The feeling I had/have when reading a wonderful book. I want to give that same feeling to others. The feeling when you feel for the characters, and the plot makes you worry about what will happen to them. In a dissociative era, when more and more people are beginning to grow colder to their fellow citizens, sometimes that story can remind them of how brilliant it felt to care, and to be generous.

7: Do you own an eBook reading devise?

Only my Laptop, on which I have Kindle PC and can read PDF’s, .mobi, etc. But I’ve never bought a handheld device strictly to be used for eBooks, no.

8: Who are some of your favorite authors and What are you reading now?

My favorite author to this day is still S.E. Hinton because The Outsiders was one of the most amazing reads I’d ever picked up in my middle school library. And she has good taste in product placement (Pepsi f.t.w.). At the moment I’m reading The Millenium Trilogy, and I just started The Girl Who Played With Fire, patiently anticipating the finale title The Girl Who Kicked The Hornet’s Nest. Amazing books right from the get-go!

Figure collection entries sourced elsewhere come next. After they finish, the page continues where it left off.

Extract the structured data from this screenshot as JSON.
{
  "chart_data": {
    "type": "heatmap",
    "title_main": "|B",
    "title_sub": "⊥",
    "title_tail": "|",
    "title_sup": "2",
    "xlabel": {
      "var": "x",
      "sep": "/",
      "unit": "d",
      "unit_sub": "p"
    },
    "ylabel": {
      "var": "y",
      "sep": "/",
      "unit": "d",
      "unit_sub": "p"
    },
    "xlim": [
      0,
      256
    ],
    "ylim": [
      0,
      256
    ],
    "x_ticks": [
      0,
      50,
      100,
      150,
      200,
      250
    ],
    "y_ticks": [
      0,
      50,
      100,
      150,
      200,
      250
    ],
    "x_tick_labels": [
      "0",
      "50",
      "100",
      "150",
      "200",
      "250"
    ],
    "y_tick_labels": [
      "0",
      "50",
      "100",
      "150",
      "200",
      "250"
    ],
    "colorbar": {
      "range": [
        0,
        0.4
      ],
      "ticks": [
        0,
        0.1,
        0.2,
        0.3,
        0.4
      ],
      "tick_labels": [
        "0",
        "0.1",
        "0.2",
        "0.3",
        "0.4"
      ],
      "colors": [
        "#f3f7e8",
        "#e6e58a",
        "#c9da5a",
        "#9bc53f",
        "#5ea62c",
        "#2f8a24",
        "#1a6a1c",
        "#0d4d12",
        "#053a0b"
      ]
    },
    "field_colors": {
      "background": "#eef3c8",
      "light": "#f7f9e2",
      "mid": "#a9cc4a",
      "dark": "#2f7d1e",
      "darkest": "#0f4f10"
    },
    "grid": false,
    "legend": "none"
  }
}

9: What do you think of book trailers and do you have any plans to have any?

I have yet to see a good one. Most of them deter me from that particular title because they are so poorly done. I literally have to walk myself through logic and explain that it wasn’t the author’s fault that their PR is so cheap, and that the book is actually probably really great!

I just think book trailers are a bad idea for now until someone finally makes THE ONE that starts a trend and everyone else follows example.

10: What are you working on now that you can talk about?

Like I said earlier, I finished the second book in The Trinity Saga: The White Knight, and I can’t wait to release it.

I’m almost done with my first crack at a children’s book about a girl named Spirit who grew up in a ‘Naturalist Commune’ in Port Aransas, TX, with her hippie mother while her father worked on fishing rigs. Her father moves them to Japan for more work in fishing and Spirit absolutely despises everything about her new life; their apartment, their school, their strange, erratic neighbors, etc. Spirit is basically trying to be the worst brat she can possibly be so that she can have her way and they can go back home.

But one night a boy crawls into her window without warning and gives her a strange gift; a ripe and golden peach. He warns spirit never to eat it, no matter what she does. It isn’t long until she notices the peach growing bigger, and bigger with each passing day. But Spirit can’t always watch over a boring old peach, and when her mother discovers this grand peach of hers, she makes a pie for Spirit’s father’s homecoming. That’s when things go terribly wrong.

After an angry vengeful witch takes her parents, and turns the cowardly neighbor boy Koichi into a fat, plump raccoon, Spirit embarks on a journey through the realm of ghosts and deities to rescue them with the help of a lamp with bad attitude, a water sprite that cannot produce water, and the lazy Koichi. I’m particularly proud of this title because it’s a fun adventure dipped in children’s fantasy and rolled in Japanese folklore.